Re: How best to write a series of related test_bit() calls?
From: Geert Uytterhoeven <geert@linux-m68k.org>
Date: 2015-02-25 08:32:41
On Tue, Feb 24, 2015 at 3:58 PM, David Howells [off-list ref] wrote:
I have a situation where I want to do something that boils down to:
if (test_bit(BIT_A, &p->flags) {
...
} else if (test_bit(BIT_B, &p->flags) {
...
} else if (test_bit(BIT_C, &p->flags) {
...
} else if (test_bit(BIT_D, &p->flags) {
...
} else if (test_bit(BIT_E, &p->flags) {
}
Note that all bits are in the same unsigned long and I don't necessarily
expect the contents of p->flags to change whilst I'm looking at it.
Since the address parameter for test_bit() contains a 'volatile' keyword, the
compiler will emit a separate load (or bit test) for each condition when in
fact the most efficient way is almost certainly one load and a bunch of
bitwise-and or bit-test-in-register instructions.

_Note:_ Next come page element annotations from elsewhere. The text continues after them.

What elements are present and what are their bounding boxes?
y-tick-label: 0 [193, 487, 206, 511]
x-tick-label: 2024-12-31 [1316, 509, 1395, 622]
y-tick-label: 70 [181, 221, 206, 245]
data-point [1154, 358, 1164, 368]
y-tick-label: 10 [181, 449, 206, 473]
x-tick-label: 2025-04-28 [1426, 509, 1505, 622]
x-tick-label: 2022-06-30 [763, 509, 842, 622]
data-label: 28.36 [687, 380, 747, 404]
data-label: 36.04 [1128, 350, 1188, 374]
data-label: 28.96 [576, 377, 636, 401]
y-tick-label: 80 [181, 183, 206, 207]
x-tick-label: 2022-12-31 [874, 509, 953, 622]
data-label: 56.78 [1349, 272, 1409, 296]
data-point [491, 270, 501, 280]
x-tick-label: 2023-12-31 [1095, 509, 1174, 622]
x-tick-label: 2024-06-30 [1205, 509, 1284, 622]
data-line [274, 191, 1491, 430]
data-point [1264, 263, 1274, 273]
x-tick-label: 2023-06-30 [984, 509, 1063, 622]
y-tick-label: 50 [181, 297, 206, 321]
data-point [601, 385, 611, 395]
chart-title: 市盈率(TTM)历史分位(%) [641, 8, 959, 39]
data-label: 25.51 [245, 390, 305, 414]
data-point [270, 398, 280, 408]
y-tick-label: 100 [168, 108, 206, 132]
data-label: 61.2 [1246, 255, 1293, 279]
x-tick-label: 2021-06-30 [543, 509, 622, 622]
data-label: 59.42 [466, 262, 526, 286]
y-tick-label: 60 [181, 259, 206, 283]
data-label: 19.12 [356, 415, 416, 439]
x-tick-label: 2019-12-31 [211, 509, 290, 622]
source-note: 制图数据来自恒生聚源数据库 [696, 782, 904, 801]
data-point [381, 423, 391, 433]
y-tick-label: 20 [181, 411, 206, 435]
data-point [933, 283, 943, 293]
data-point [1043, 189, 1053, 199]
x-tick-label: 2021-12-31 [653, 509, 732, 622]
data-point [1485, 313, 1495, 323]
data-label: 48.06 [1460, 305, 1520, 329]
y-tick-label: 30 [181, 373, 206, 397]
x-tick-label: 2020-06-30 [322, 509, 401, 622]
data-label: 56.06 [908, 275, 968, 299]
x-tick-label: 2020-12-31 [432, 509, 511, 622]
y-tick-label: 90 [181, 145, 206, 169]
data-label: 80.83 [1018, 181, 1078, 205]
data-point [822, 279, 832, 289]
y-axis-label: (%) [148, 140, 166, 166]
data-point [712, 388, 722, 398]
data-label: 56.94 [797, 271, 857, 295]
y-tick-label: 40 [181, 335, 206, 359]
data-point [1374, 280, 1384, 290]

Is it worth adding a __test_bit() that doesn't have the volatile? Or should I
just rewrite it manually as?
unsigned long flags = p->flags;
if (test_bit(BIT_A, &flags) {
...
} else if (test_bit(BIT_B, &flags) {
...
Or even:
unsigned long flags = p->flags;
if ((1 << BIT_A) & flags) {
...
} else if ((1 << BIT_B) & flags) {
...
How about using READ_ONCE() and BIT()?
unsigned long flags = READ_ONCE(p->flags_;
if (BIT(BIT_A) & flags) {
...
} else ...
Gr{oetje,eeting}s,
Geert
--
Geert Uytterhoeven -- There's lots of Linux beyond ia32 -- geert@linux-m68k.org
In personal conversations with technical people, I call myself a hacker. But
when I'm talking to journalists I just say "programmer" or something like that.